Background

FEN1 has key roles in Okazaki fragment maturation during replication, long patch base excision repair, rescue of stalled replication forks, maintenance of telomere stability and apoptosis. We hypothesised that FEN1 may be dysregulated and have clinicopathological and therapeutic significance in breast and ovarian cancer.

Method

A whole-genome data-mining approach was undertaken to investigate FEN1 in multiple cohorts of breast cancer [training set (128), test set (249), external validation (1952)]. Artificial neural network analysis, ensemble classification and cross validation analysis of 47,293 probes was performed in 249 breast tumours.

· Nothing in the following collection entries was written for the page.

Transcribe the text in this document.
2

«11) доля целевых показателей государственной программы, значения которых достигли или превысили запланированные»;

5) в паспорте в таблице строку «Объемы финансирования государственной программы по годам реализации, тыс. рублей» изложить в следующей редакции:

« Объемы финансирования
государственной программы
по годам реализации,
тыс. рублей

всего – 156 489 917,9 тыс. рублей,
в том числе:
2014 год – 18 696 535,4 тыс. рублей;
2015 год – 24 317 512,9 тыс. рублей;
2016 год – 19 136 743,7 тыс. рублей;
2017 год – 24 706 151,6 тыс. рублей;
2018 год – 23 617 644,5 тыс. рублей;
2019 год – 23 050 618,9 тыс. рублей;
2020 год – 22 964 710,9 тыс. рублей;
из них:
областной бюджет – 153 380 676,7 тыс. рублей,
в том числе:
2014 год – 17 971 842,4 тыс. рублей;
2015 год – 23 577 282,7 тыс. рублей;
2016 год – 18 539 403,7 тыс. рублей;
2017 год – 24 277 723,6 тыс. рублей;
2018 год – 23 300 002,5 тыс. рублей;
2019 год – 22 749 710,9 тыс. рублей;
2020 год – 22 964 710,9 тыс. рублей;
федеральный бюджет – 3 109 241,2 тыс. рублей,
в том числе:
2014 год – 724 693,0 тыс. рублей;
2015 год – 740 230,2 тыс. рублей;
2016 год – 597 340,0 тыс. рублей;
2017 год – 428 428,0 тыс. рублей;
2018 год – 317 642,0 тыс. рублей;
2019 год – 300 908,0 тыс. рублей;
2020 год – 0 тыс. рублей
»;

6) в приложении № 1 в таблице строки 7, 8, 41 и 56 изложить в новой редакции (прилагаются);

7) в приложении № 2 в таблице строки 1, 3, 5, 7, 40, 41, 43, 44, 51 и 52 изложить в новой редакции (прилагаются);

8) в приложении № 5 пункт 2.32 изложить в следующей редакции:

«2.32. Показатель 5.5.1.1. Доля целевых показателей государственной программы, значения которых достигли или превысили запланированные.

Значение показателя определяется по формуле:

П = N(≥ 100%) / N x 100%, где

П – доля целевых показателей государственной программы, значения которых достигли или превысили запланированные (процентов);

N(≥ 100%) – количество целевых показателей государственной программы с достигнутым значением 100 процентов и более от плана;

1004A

FEN1 protein expression was evaluated in 568 oestrogen receptor (ER) negative breast cancers, 894 ER positive breast cancers and 156 ovarian cancers. FEN1 knockdown or blockade by a small molecule inhibitor was investigated for enhancement of chemotherapy sensitivity. A chemical library of 391,275 compounds was screened to identify FEN1 inhibitors.

Results

FEN1 mRNA over expression was significantly associated with high grade, high mitotic index, pleomorphism, triple negative & basal-like phenotype, resistance to endocrine & chemotherapy, and poor survival (ps<0.0001). Artificial neural network analysis revealed novel FEN1 interaction genes involved in DNA repair, replication and cell cycle regulation. FEN1 protein over expression is significantly linked to aggressive phenotype, therapy resistance, and poor survival in oestrogen receptor (ER) negative breast cancers, ER positive breast cancers and ovarian epithelial cancers. In cancer cell lines, FEN1 depletion or inhibition by a small molecule results in sensitivity to DNA damaging chemotherapy. High throughput screening has identified novel FEN1 inhibitors for therapeutic evaluation.

Conclusion

We conclude that FEN1 is a key biomarker as well as an attractive drug target in breast and ovarian cancer.